En 2024, l’Académie de médecine et d’autres sociétés savantes, des associations médicales et des syndicats de professionnels-les de santé avaient préconisé une vaccination contre le HPV jusqu’à 26 ans pour toutes et tous afin d’accélérer l’élimination des cancers liés aux papillomavirus.
Recommandations nutritionnelles en France : où en sont les consommations alimentaires ?

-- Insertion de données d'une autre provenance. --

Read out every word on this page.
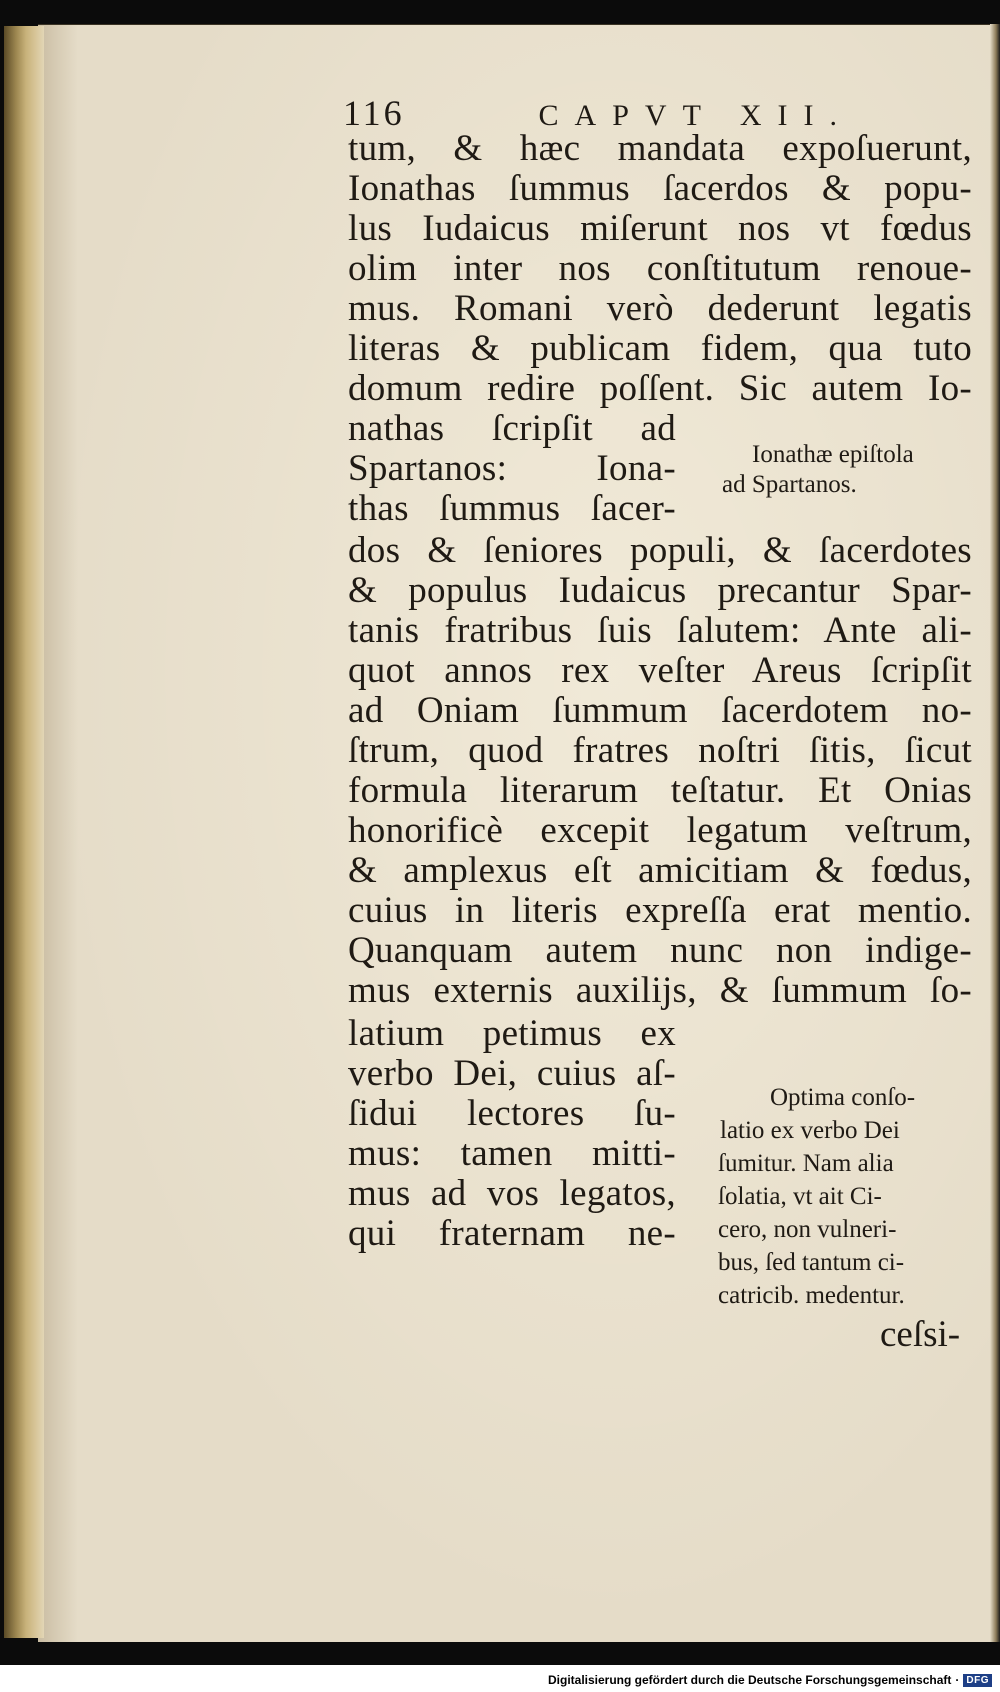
116	CAPVT XII.
tum, & hæc mandata expoſuerunt,
Ionathas ſummus ſacerdos & popu-
lus Iudaicus miſerunt nos vt fœdus
olim inter nos conſtitutum renoue-
mus. Romani verò dederunt legatis
literas & publicam fidem, qua tuto
domum redire poſſent. Sic autem Io-
nathas ſcripſit ad
Spartanos: Iona-
thas ſummus ſacer-
Ionathæ epiſtola
ad Spartanos.
dos & ſeniores populi, & ſacerdotes
& populus Iudaicus precantur Spar-
tanis fratribus ſuis ſalutem: Ante ali-
quot annos rex veſter Areus ſcripſit
ad Oniam ſummum ſacerdotem no-
ſtrum, quod fratres noſtri ſitis, ſicut
formula literarum teſtatur. Et Onias
honorificè excepit legatum veſtrum,
& amplexus eſt amicitiam & fœdus,
cuius in literis expreſſa erat mentio.
Quanquam autem nunc non indige-
mus externis auxilijs, & ſummum ſo-
latium petimus ex
verbo Dei, cuius aſ-
ſidui lectores ſu-
mus: tamen mitti-
mus ad vos legatos,
qui fraternam ne-
Optima conſo-
latio ex verbo Dei
ſumitur. Nam alia
ſolatia, vt ait Ci-
cero, non vulneri-
bus, ſed tantum ci-
catricib. medentur.
ceſsi-
Digitalisierung gefördert durch die Deutsche Forschungsgemeinschaft · DFG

L’alimentation est aujourd’hui reconnue comme un des principaux facteurs de risque modifiables intervenant dans le déterminisme de nombreuses maladies chroniques non
transmissibles. En France, le Programme national nutrition santé (PNNS) vise depuis 2001 à améliorer l’état de santé de l’ensemble de la population en agissant sur ce facteur. « Une étape importante de cette démarche est l’évaluation des consommations alimentaires de la population », expliquent Valérie Deschamps, Benoît Salanave et Charlotte Verdot. Dans cette publication, les chercheurs-ses présentent, à partir des résultats du Baromètre de Santé publique France 2021 (hexagonal et DROM – départements et régions d’outre-mer), les niveaux de fréquences de consommation par « les individus adultes de quelques groupes alimentaires : les fruits, légumes, féculents complets, légumes secs et boissons sucrées par rapport aux recommandations du PNNS, ainsi que les facteurs sociodémographiques associés ». « En France hexagonale en 2021, 19 % des hommes et 25 % des femmes âgés de 18 à 85 ans déclaraient des consommations de fruits et légumes en adéquation avec les recommandations du PNNS. Près de 23 % des adultes consommaient des légumes secs deux fois par semaine ou plus alors que 29 % des hommes et 26 % des femmes déclaraient une consommation quotidienne de féculents complets. Par ailleurs 18 % des hommes et 12 % des femmes consommaient plus d’un verre de boissons sucrées par jour, expliquent les chercheurs-ses. Le non-respect des recommandations, en particulier une consommation insuffisante de fruits et légumes ou une consommation excessive de boissons sucrées, concernait davantage les hommes que les femmes. Le respect des recommandations s’améliorait avec l’âge et le niveau de diplôme, sauf pour la consommation de féculents complets. Des associations différentes ont été mises en évidence avec la situation professionnelle, le revenu, le type de ménage et la taille de l’agglomération. Les régions Hauts-de-France, Normandie et Grand Est se distinguaient par une moindre adhésion que la moyenne hexagonale. Les DROM présentaient des situations qui différaient de la France hexagonale. » La situation des DROM était « contrastée, avec des situations souvent défavorables en Guadeloupe, Guyane et Martinique (plus particulièrement chez les femmes). L’ensemble des DROM se caractérisait également par des pourcentages plus favorables en termes de consommations de légumes secs », explique l’article.
Source : Deschamps V, Salanave B, Verdot C. Fréquences nationales et régionales de consommations alimentaires par rapport aux recommandations nutritionnelles des adultes français : résultats des Baromètres 2021 hexagonal et DROM de Santé publique France. Bull Epidemiol Hebd. 2025 ; (8) :112-23.